2006年5月22日(月)「しんぶん赤旗」

スポーツ施設を基地化

イラク

米軍、若者の楽しみ奪う


 【カイロ=松本眞志】米軍によるイラクの占領体制は、戦闘で市民に犠牲を強いるだけでなく、軍事基地建設をすすめることによって市民生活にも重大な影響を及ぼしています。汎アラブ紙アルハヤト十五日付は、米軍のイラク侵攻後、米軍の大規模攻撃を受けて多くの犠牲者を出したファルージャ市で、市内のスポーツ施設が米軍基地化し、サッカーを楽しむ若者がいなくなったと報じました。

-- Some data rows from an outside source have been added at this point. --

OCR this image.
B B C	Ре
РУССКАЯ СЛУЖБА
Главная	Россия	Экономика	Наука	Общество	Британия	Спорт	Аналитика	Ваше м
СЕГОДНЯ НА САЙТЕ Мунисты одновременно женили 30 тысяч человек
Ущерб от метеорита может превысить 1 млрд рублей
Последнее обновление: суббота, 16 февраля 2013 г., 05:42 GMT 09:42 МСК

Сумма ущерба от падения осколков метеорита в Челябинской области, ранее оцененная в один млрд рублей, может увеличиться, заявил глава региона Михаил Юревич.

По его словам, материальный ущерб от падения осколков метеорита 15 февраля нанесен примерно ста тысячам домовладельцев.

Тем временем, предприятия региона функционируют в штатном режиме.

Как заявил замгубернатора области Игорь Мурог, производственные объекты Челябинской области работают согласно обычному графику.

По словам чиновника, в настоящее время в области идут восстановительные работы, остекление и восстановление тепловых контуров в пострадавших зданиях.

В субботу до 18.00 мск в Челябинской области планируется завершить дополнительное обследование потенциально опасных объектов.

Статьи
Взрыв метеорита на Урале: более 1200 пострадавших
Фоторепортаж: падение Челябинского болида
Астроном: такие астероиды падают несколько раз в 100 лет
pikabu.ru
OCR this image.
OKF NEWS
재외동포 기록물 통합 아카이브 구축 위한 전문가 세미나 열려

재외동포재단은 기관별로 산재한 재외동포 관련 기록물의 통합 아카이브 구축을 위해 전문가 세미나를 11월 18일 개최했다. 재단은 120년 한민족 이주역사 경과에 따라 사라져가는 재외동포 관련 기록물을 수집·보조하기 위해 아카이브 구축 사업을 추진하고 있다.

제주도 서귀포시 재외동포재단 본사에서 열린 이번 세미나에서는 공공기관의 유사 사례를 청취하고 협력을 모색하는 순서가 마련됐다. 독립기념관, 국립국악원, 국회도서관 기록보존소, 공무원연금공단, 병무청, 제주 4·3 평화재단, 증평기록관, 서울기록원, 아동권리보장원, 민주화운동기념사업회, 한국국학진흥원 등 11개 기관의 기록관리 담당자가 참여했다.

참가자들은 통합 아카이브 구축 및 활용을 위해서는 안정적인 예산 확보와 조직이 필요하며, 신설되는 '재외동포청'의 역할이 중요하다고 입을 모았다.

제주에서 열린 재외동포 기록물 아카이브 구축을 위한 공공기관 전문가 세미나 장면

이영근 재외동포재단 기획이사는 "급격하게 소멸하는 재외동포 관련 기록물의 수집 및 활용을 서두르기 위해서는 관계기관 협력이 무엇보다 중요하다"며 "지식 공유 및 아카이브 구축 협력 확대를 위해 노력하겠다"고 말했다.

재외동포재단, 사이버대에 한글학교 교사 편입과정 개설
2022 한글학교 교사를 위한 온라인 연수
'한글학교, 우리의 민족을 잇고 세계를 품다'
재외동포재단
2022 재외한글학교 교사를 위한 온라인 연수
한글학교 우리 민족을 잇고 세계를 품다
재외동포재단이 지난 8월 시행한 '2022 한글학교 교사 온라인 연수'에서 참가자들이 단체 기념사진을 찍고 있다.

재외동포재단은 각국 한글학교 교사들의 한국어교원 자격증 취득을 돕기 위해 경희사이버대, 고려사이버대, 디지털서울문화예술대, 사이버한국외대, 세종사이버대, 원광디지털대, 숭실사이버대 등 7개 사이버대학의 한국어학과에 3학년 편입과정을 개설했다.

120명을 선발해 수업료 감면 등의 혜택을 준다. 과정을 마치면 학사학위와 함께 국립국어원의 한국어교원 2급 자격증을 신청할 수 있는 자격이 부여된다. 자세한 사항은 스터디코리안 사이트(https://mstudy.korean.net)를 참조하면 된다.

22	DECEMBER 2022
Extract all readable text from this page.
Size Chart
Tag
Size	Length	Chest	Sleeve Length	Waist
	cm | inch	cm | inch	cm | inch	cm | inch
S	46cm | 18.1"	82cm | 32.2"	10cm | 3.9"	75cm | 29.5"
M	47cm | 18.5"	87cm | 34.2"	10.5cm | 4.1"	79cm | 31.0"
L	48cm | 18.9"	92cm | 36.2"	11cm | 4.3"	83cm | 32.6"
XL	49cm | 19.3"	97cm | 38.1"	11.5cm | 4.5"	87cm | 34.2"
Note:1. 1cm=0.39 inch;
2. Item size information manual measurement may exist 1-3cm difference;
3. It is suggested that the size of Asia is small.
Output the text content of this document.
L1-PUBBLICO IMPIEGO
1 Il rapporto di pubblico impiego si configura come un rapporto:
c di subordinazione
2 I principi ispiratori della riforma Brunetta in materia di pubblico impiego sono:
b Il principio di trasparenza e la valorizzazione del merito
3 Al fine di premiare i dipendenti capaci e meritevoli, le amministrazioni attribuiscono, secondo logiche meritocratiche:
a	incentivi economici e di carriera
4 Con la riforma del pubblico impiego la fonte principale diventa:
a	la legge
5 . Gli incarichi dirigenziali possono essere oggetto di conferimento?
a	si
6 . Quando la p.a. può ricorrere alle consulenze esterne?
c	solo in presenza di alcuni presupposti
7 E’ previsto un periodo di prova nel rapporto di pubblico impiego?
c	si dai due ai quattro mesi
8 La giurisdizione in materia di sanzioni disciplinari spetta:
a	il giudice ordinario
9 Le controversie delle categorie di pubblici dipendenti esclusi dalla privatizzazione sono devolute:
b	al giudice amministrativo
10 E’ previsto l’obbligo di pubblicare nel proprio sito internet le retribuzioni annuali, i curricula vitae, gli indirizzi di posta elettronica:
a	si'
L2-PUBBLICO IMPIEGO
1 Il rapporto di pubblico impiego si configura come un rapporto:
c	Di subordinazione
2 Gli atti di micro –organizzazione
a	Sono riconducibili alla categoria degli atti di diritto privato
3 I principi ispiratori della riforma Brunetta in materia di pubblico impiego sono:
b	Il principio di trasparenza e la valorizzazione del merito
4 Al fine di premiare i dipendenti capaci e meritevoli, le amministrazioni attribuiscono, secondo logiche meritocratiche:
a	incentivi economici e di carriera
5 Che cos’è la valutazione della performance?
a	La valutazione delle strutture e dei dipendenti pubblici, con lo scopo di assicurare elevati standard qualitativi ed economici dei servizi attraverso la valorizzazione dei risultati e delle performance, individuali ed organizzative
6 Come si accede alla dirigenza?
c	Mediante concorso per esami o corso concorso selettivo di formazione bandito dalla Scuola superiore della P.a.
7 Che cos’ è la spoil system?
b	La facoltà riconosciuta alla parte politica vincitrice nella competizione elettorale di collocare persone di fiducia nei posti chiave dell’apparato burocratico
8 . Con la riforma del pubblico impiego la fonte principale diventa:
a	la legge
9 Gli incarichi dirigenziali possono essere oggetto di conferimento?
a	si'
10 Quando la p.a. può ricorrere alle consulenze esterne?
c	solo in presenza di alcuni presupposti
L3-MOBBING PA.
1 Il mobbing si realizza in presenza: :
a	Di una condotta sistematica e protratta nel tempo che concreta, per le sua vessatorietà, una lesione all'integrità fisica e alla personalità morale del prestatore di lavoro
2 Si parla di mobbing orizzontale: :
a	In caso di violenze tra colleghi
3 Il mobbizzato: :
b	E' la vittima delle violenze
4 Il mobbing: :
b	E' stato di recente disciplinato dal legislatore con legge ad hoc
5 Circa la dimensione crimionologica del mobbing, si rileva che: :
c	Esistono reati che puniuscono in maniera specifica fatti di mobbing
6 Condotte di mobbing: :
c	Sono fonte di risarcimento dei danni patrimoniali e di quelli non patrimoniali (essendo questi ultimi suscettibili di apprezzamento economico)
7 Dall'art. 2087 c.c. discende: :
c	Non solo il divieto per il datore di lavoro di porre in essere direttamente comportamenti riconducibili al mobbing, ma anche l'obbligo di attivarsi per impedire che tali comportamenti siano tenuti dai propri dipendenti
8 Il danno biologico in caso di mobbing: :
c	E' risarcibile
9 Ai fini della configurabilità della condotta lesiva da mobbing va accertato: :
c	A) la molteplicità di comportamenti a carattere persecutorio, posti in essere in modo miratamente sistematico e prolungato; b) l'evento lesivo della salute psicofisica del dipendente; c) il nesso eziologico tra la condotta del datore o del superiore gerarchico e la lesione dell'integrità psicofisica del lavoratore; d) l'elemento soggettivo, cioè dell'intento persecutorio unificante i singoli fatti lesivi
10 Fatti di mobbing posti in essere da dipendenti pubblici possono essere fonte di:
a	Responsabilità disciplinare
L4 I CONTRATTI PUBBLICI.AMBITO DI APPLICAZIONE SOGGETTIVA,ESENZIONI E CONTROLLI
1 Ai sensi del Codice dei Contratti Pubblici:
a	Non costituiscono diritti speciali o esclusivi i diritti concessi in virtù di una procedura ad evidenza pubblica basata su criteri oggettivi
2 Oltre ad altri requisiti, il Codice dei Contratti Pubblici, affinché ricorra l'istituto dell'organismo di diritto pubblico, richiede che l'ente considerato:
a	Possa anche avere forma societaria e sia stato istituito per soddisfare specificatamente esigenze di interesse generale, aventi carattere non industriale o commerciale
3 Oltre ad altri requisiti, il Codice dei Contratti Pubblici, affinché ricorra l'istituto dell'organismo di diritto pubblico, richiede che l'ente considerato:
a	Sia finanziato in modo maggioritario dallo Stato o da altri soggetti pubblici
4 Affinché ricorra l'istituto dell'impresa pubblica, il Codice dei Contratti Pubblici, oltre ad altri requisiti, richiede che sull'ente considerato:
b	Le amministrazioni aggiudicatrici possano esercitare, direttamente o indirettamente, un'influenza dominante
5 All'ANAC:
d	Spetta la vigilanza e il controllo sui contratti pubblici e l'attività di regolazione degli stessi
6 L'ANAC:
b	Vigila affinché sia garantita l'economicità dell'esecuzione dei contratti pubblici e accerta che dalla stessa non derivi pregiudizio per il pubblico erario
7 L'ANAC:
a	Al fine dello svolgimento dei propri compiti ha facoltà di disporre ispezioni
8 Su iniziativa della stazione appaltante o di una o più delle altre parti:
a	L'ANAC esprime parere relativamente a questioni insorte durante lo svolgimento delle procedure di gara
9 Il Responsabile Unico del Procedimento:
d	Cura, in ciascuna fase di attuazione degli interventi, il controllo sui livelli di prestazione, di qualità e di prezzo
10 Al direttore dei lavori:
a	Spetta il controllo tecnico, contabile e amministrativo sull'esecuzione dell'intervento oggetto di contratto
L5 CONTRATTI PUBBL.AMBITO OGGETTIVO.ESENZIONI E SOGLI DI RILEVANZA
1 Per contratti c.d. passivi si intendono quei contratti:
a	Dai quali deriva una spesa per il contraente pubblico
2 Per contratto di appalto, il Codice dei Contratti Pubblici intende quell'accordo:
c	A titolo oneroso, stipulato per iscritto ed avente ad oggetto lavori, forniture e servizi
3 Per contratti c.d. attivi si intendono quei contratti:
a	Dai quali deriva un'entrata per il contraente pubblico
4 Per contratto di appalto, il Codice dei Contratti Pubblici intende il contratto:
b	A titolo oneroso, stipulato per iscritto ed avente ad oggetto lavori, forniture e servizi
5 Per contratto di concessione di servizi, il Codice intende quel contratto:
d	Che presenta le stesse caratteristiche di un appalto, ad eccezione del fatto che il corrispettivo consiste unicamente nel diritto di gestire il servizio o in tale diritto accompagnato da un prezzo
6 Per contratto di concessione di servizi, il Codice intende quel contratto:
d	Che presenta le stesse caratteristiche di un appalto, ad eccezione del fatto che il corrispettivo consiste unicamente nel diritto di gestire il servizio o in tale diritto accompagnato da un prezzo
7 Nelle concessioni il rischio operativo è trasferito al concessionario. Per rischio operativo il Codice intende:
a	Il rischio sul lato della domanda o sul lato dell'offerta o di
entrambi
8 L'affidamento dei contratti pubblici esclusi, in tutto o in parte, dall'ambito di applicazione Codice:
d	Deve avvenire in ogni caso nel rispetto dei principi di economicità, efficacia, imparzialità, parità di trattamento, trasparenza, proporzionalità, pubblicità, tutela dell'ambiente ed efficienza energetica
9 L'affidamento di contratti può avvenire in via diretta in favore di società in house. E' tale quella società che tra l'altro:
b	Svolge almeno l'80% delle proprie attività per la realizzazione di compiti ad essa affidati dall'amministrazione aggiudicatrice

 市内のサッカーチームの選手だったバシャル・カミスさんはこう語っています。

 「ファルージャには多くのサッカーチームと十以上のサッカー競技場があり、毎年、二つの大きなイベントが行われていた。数百人の若者たちがサッカーを楽しんでいたが、米軍とレジスタンス(抵抗勢力)とのたたかいで、サッカーどころではなくなった。若者の一部はレジスタンスのメンバーになった。犠牲になったものも多い」

 バシャルさんによると、サッカー競技場そのものが戦場と化し、戦闘後は犠牲者を埋葬する墓地になったところもあるといいます。米軍の攻撃でバシャルさんの兄弟は亡くなり、家も破壊されました。バシャルさんは「どうやって生き延びるかが最大の関心事。生活を楽しむどころではない」と訴えます。

 ファルージャ市で青年センターのスポーツ活動を管理しているサラー・サヒーさんは、「戦闘後、すべてのスポーツ競技場が米軍や新設されたイラク軍の基地となった。米軍は青年センターの競技場にも軍事基地をつくり、若者の競技場としての使用を禁止した」と告発しています。